JavaGami: Some of the latest technology helps explore some of the oldest
In teaching mathematics, we are pushed to embrace the latest technology and have our students use calculators and computers as much as possible. Some teachers have forgotten that many things can be better taught with “low” technology examples such as paper-folding. Dr. Ann Eisenberg was exploring the role of spatial reasoning in the development of scientific and mathematical problem-solving. She and her husband Dr. Mike Eisenberg collaborated to create a software application called HyperGami, which lets children create mathematical paper sculpture: you manipulate the software to create various 2D templates that can be printed and assembled into the desired paper sculpture. Between 1994 and 1997, Ann worked with over 70 children of various ages.

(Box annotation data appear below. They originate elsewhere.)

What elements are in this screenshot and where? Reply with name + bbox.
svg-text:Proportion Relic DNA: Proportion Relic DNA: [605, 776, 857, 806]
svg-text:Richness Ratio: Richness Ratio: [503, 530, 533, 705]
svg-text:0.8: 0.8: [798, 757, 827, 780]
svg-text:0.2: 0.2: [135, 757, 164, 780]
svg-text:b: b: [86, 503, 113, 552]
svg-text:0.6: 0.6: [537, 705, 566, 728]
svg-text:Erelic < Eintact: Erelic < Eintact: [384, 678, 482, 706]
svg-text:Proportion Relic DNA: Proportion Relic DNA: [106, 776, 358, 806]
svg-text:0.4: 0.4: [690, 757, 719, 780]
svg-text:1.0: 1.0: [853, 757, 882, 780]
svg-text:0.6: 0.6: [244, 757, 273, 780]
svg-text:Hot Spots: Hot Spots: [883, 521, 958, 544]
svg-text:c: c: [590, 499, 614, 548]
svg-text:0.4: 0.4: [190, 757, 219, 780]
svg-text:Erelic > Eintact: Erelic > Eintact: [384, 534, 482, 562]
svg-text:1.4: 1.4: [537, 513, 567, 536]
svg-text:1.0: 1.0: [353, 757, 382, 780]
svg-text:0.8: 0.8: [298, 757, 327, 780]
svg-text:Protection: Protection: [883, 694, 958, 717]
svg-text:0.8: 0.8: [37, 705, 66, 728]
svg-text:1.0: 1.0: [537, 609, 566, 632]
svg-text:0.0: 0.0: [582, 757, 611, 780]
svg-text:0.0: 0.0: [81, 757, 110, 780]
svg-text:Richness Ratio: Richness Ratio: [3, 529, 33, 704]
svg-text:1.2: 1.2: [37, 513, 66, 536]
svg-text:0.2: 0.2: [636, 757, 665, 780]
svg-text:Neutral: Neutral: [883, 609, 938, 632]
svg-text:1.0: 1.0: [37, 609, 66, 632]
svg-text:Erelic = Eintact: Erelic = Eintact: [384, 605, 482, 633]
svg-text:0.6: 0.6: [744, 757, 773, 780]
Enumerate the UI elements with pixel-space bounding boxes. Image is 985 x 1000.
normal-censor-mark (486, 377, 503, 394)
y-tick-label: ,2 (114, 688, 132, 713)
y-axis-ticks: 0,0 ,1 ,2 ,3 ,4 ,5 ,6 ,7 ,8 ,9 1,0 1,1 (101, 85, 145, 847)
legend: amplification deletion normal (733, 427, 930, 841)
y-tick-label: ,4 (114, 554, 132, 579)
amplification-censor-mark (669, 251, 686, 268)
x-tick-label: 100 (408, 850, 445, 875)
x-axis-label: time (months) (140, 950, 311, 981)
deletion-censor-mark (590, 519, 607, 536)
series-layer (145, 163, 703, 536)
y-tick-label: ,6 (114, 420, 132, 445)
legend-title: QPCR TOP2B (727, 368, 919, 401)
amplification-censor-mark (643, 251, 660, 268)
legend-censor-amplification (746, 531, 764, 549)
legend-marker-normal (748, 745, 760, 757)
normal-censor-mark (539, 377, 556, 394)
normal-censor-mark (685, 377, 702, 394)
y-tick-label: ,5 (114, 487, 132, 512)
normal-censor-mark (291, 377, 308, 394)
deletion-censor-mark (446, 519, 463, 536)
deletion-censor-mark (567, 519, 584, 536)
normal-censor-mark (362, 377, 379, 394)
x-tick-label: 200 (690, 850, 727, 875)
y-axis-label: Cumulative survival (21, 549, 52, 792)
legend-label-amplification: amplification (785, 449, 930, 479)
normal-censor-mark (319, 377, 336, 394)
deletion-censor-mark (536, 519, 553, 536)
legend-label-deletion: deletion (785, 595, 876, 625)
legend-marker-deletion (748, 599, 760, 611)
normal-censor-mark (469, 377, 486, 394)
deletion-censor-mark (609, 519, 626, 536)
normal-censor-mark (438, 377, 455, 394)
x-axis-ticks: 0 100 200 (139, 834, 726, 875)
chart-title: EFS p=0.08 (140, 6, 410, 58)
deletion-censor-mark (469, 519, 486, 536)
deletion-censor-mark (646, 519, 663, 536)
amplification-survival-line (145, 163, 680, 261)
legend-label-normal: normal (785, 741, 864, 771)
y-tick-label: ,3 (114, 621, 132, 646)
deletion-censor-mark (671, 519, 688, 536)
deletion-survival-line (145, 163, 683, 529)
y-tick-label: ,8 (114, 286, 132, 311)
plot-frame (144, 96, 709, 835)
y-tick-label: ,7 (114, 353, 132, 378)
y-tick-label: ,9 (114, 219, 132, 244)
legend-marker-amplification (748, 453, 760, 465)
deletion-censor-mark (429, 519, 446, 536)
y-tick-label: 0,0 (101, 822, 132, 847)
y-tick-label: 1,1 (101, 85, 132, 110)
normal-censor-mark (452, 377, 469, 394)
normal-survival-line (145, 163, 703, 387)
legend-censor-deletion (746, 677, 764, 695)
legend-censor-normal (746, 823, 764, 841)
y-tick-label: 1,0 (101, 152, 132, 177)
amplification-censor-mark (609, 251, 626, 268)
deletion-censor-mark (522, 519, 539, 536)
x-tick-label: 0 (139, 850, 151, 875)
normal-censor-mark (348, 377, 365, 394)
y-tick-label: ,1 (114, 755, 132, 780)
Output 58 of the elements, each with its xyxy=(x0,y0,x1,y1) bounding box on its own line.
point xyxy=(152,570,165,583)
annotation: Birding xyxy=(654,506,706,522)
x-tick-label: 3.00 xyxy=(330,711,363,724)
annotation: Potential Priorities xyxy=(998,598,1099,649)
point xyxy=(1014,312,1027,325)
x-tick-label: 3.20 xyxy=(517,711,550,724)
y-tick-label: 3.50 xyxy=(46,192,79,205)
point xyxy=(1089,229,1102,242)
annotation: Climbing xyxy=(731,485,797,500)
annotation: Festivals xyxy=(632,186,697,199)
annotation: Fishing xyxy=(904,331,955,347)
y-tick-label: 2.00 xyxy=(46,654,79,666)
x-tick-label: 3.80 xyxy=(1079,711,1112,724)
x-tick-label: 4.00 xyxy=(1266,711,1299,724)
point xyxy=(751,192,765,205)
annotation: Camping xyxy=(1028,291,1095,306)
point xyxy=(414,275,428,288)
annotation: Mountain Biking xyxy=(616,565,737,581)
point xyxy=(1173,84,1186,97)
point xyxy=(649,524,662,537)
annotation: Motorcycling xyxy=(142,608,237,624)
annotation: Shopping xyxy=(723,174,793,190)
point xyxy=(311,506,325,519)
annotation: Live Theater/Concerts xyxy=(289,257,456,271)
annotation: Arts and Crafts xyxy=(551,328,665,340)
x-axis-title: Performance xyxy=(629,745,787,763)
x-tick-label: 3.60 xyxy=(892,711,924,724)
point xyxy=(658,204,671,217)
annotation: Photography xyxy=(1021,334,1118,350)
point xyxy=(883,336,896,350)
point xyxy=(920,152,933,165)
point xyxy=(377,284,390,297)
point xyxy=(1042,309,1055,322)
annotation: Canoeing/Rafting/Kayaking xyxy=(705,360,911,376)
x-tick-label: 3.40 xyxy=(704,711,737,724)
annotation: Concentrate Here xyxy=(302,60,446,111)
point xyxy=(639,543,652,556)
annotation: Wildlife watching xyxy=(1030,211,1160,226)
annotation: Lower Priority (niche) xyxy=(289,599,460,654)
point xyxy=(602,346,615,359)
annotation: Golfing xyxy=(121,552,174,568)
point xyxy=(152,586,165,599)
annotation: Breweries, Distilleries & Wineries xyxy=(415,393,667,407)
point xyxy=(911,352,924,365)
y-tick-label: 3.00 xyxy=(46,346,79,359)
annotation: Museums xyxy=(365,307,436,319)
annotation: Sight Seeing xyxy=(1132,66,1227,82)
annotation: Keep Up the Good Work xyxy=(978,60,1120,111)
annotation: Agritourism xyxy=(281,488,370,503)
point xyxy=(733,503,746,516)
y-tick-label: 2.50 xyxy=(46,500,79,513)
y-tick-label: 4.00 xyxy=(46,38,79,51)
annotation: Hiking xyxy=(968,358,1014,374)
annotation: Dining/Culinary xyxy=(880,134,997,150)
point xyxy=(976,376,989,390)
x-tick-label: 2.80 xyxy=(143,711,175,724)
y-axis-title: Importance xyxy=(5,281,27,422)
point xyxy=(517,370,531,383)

Her next project was JavaGami. Where HyperGami had been written in Scheme, JavaGami was written in Java. In addition, the environment was more accessible to elementary- and middle-school students, as well as to their parents and teachers. Although you have fewer options with JavaGami than you do with HyperGami, you will find the Java version easy to use and quite addictive. You can find information about downloading the program in the Resources section below. Although it is written in Java, JavaGami is currently a Mac-only program.
Conclusion
At Macworld, just one and a half years ago, vendors rushed to get “Java (something) Inside” printed on their boxes, and the keynote was filled with news on how the Mac would be the best client platform for Java. As author Elliote Rusty Harold said at this year’s “State of Java on the Mac” panel discussion, “in this past year the implementation of Java on the Mac has moved forward; everybody else has just moved forward more.” Still, while Apple won’t publicly talk about its plans, it has provided Java links to some of its core technologies such as QuickTime, AppleScript, MacOS X Server, and WebObjects. And although it hasn’t officially committed to providing Mac support for Java 2, Apple has allowed its engineers to demonstrate Java 2 features running smoothly on a Mac. The message seems to be either “It’s coming, we just can’t talk about it,” or, at other times, “It’s here, we just won’t talk about it.” It will be fun to see what Apple can’t and won’t talk about at this January’s Macworld Expo in San Francisco.